Joseph Prosper had been required to begin national service at the town of his birth, Avesnes-Sur-Helpe, from his twentieth birthday on 26 October 1862. However on learning of the death of his father, the military board entered him onto a lottery whereby certain soldiers would be exempted from duty. He was duly freed on the grounds that he was 'fils unique de veuve,' the only son of a widow.
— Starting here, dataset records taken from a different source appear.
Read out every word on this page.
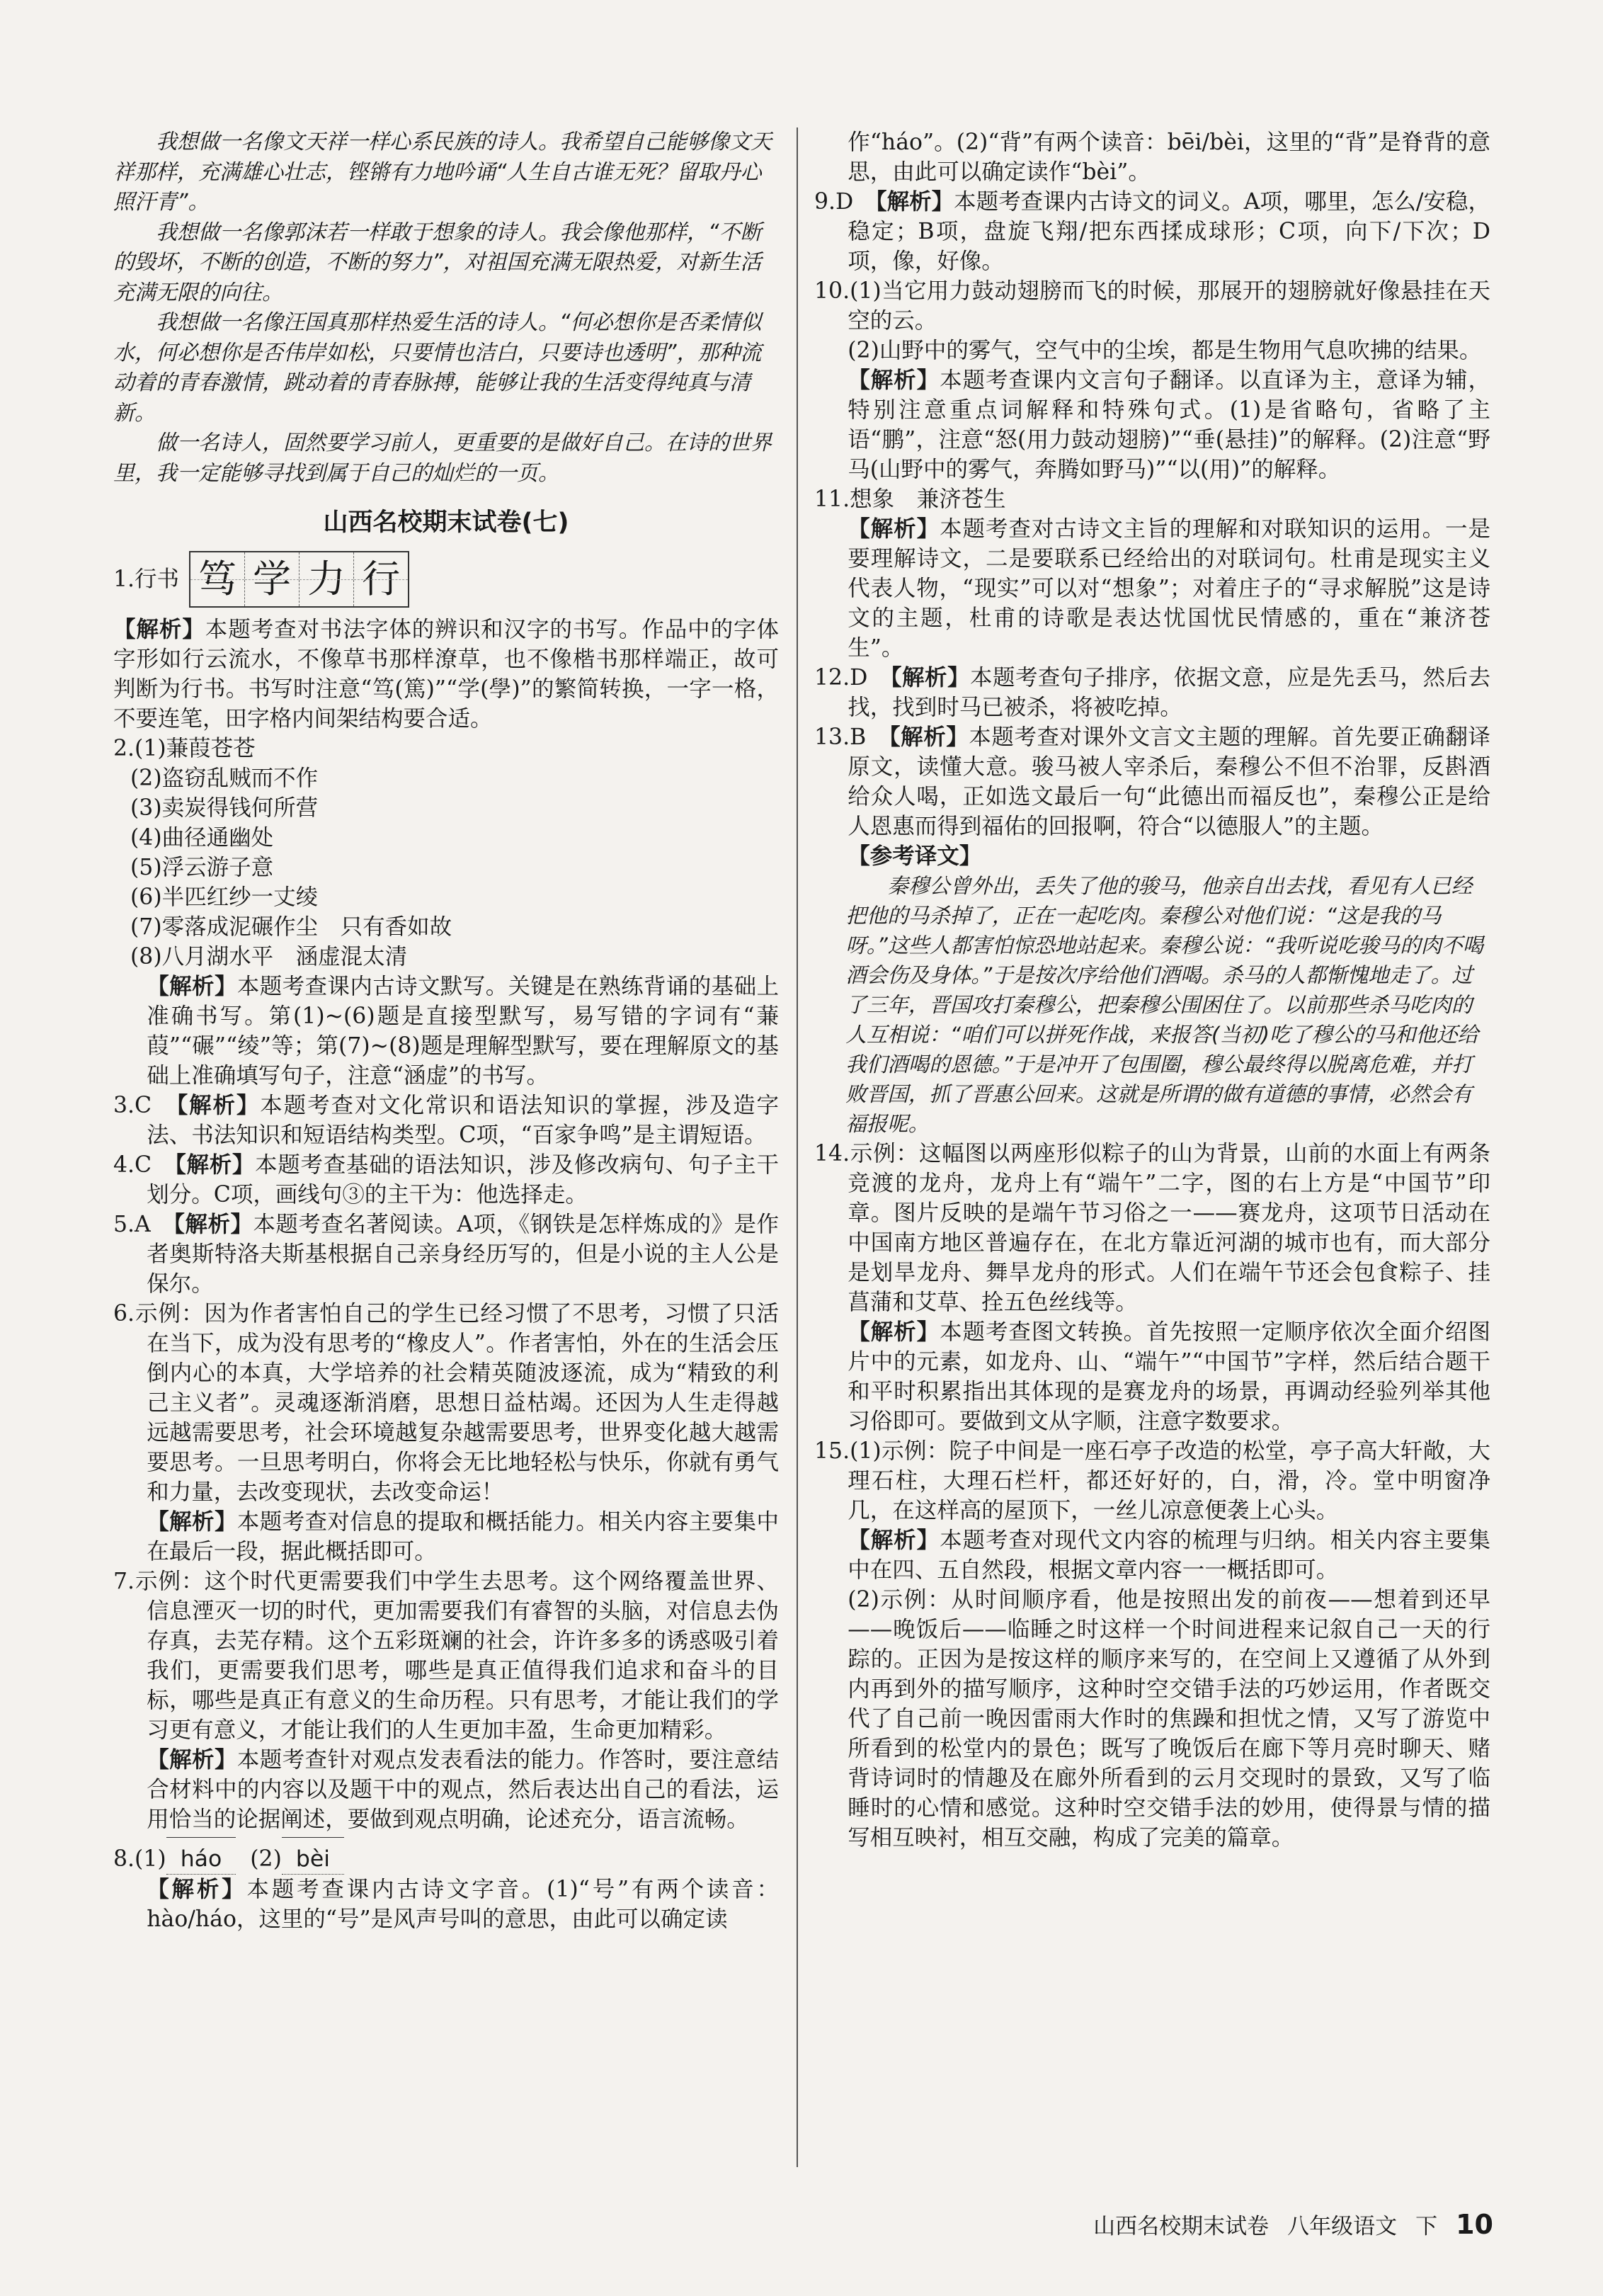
我想做一名像文天祥一样心系民族的诗人。我希望自己能够像文天祥那样，充满雄心壮志，铿锵有力地吟诵“人生自古谁无死？留取丹心照汗青”。

我想做一名像郭沫若一样敢于想象的诗人。我会像他那样，“不断的毁坏，不断的创造，不断的努力”，对祖国充满无限热爱，对新生活充满无限的向往。

我想做一名像汪国真那样热爱生活的诗人。“何必想你是否柔情似水，何必想你是否伟岸如松，只要情也洁白，只要诗也透明”，那种流动着的青春激情，跳动着的青春脉搏，能够让我的生活变得纯真与清新。

做一名诗人，固然要学习前人，更重要的是做好自己。在诗的世界里，我一定能够寻找到属于自己的灿烂的一页。

山西名校期末试卷(七)
1.行书 笃 学 力 行

【解析】本题考查对书法字体的辨识和汉字的书写。作品中的字体字形如行云流水，不像草书那样潦草，也不像楷书那样端正，故可判断为行书。书写时注意“笃(篤)”“学(學)”的繁简转换，一字一格，不要连笔，田字格内间架结构要合适。

2.(1)蒹葭苍苍

(2)盗窃乱贼而不作

(3)卖炭得钱何所营

(4)曲径通幽处

(5)浮云游子意

(6)半匹红纱一丈绫

(7)零落成泥碾作尘　只有香如故

(8)八月湖水平　涵虚混太清

【解析】本题考查课内古诗文默写。关键是在熟练背诵的基础上准确书写。第(1)~(6)题是直接型默写，易写错的字词有“蒹葭”“碾”“绫”等；第(7)~(8)题是理解型默写，要在理解原文的基础上准确填写句子，注意“涵虚”的书写。

3.C　【解析】本题考查对文化常识和语法知识的掌握，涉及造字法、书法知识和短语结构类型。C项，“百家争鸣”是主谓短语。

4.C　【解析】本题考查基础的语法知识，涉及修改病句、句子主干划分。C项，画线句③的主干为：他选择走。

5.A　【解析】本题考查名著阅读。A项，《钢铁是怎样炼成的》是作者奥斯特洛夫斯基根据自己亲身经历写的，但是小说的主人公是保尔。

6.示例：因为作者害怕自己的学生已经习惯了不思考，习惯了只活在当下，成为没有思考的“橡皮人”。作者害怕，外在的生活会压倒内心的本真，大学培养的社会精英随波逐流，成为“精致的利己主义者”。灵魂逐渐消磨，思想日益枯竭。还因为人生走得越远越需要思考，社会环境越复杂越需要思考，世界变化越大越需要思考。一旦思考明白，你将会无比地轻松与快乐，你就有勇气和力量，去改变现状，去改变命运！

【解析】本题考查对信息的提取和概括能力。相关内容主要集中在最后一段，据此概括即可。

7.示例：这个时代更需要我们中学生去思考。这个网络覆盖世界、信息湮灭一切的时代，更加需要我们有睿智的头脑，对信息去伪存真，去芜存精。这个五彩斑斓的社会，许许多多的诱惑吸引着我们，更需要我们思考，哪些是真正值得我们追求和奋斗的目标，哪些是真正有意义的生命历程。只有思考，才能让我们的学习更有意义，才能让我们的人生更加丰盈，生命更加精彩。

【解析】本题考查针对观点发表看法的能力。作答时，要注意结合材料中的内容以及题干中的观点，然后表达出自己的看法，运用恰当的论据阐述，要做到观点明确，论述充分，语言流畅。

8.(1) háo (2) bèi

【解析】本题考查课内古诗文字音。(1)“号”有两个读音：hào/háo，这里的“号”是风声号叫的意思，由此可以确定读

作“háo”。(2)“背”有两个读音：bēi/bèi，这里的“背”是脊背的意思，由此可以确定读作“bèi”。

9.D　【解析】本题考查课内古诗文的词义。A项，哪里，怎么/安稳，稳定；B项，盘旋飞翔/把东西揉成球形；C项，向下/下次；D项，像，好像。

10.(1)当它用力鼓动翅膀而飞的时候，那展开的翅膀就好像悬挂在天空的云。

(2)山野中的雾气，空气中的尘埃，都是生物用气息吹拂的结果。

【解析】本题考查课内文言句子翻译。以直译为主，意译为辅，特别注意重点词解释和特殊句式。(1)是省略句，省略了主语“鹏”，注意“怒(用力鼓动翅膀)”“垂(悬挂)”的解释。(2)注意“野马(山野中的雾气，奔腾如野马)”“以(用)”的解释。

11.想象　兼济苍生

【解析】本题考查对古诗文主旨的理解和对联知识的运用。一是要理解诗文，二是要联系已经给出的对联词句。杜甫是现实主义代表人物，“现实”可以对“想象”；对着庄子的“寻求解脱”这是诗文的主题，杜甫的诗歌是表达忧国忧民情感的，重在“兼济苍生”。

12.D　【解析】本题考查句子排序，依据文意，应是先丢马，然后去找，找到时马已被杀，将被吃掉。

13.B　【解析】本题考查对课外文言文主题的理解。首先要正确翻译原文，读懂大意。骏马被人宰杀后，秦穆公不但不治罪，反斟酒给众人喝，正如选文最后一句“此德出而福反也”，秦穆公正是给人恩惠而得到福佑的回报啊，符合“以德服人”的主题。

【参考译文】

秦穆公曾外出，丢失了他的骏马，他亲自出去找，看见有人已经把他的马杀掉了，正在一起吃肉。秦穆公对他们说：“这是我的马呀。”这些人都害怕惊恐地站起来。秦穆公说：“我听说吃骏马的肉不喝酒会伤及身体。”于是按次序给他们酒喝。杀马的人都惭愧地走了。过了三年，晋国攻打秦穆公，把秦穆公围困住了。以前那些杀马吃肉的人互相说：“咱们可以拼死作战，来报答(当初)吃了穆公的马和他还给我们酒喝的恩德。”于是冲开了包围圈，穆公最终得以脱离危难，并打败晋国，抓了晋惠公回来。这就是所谓的做有道德的事情，必然会有福报呢。

14.示例：这幅图以两座形似粽子的山为背景，山前的水面上有两条竞渡的龙舟，龙舟上有“端午”二字，图的右上方是“中国节”印章。图片反映的是端午节习俗之一——赛龙舟，这项节日活动在中国南方地区普遍存在，在北方靠近河湖的城市也有，而大部分是划旱龙舟、舞旱龙舟的形式。人们在端午节还会包食粽子、挂菖蒲和艾草、拴五色丝线等。

【解析】本题考查图文转换。首先按照一定顺序依次全面介绍图片中的元素，如龙舟、山、“端午”“中国节”字样，然后结合题干和平时积累指出其体现的是赛龙舟的场景，再调动经验列举其他习俗即可。要做到文从字顺，注意字数要求。

15.(1)示例：院子中间是一座石亭子改造的松堂，亭子高大轩敞，大理石柱，大理石栏杆，都还好好的，白，滑，冷。堂中明窗净几，在这样高的屋顶下，一丝儿凉意便袭上心头。

【解析】本题考查对现代文内容的梳理与归纳。相关内容主要集中在四、五自然段，根据文章内容一一概括即可。

(2)示例：从时间顺序看，他是按照出发的前夜——想着到还早——晚饭后——临睡之时这样一个时间进程来记叙自己一天的行踪的。正因为是按这样的顺序来写的，在空间上又遵循了从外到内再到外的描写顺序，这种时空交错手法的巧妙运用，作者既交代了自己前一晚因雷雨大作时的焦躁和担忧之情，又写了游览中所看到的松堂内的景色；既写了晚饭后在廊下等月亮时聊天、赌背诗词时的情趣及在廊外所看到的云月交现时的景致，又写了临睡时的心情和感觉。这种时空交错手法的妙用，使得景与情的描写相互映衬，相互交融，构成了完美的篇章。

山西名校期末试卷 八年级语文 下 10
He returned to London in 1863 and began to work for Alphonse Villin, who had been importing strings for musical instruments since 1856. They became business partners in 1872 but two years later Villin took Guivier to court and the business was dissolved. Both resumed work in 1875 as sole traders but whereas Villin's venture closed within 10 years, Joseph Prosper's has continued to this day and has become one of the foremost violin dealers in the UK.

==Biographical errors==
Erroneous claims have been made for the Guivier family's ancestry, most notably in two works on the lineage of aristocratic families. In 1860, Jean Prosper's eldest daughter, Hyacinthe Palmire Hélène (known as Helen), a working-class woman, married James Franklin Fuller, an architect from a respectable Irish family. In their reference to Helen Guivier, the authors of both works claim that Jean Prosper's father had been a Napoleonic general. One book claims that he was a Corsican baron who died in the retreat from Moscow, while the second attempts to link the Guiviers with Marshall Gouvion St-Cyr by blending the two surnames together. The origin of these claims is obscure, but they may have been manufactured to reconcile Helen's social standing with the Fullers. The army pension records for Prospère's widowed mother makes it clear that Etienne Simon had been a rank-and-file soldier, and Jean Prosper's wedding contract describes his father as a fusilier.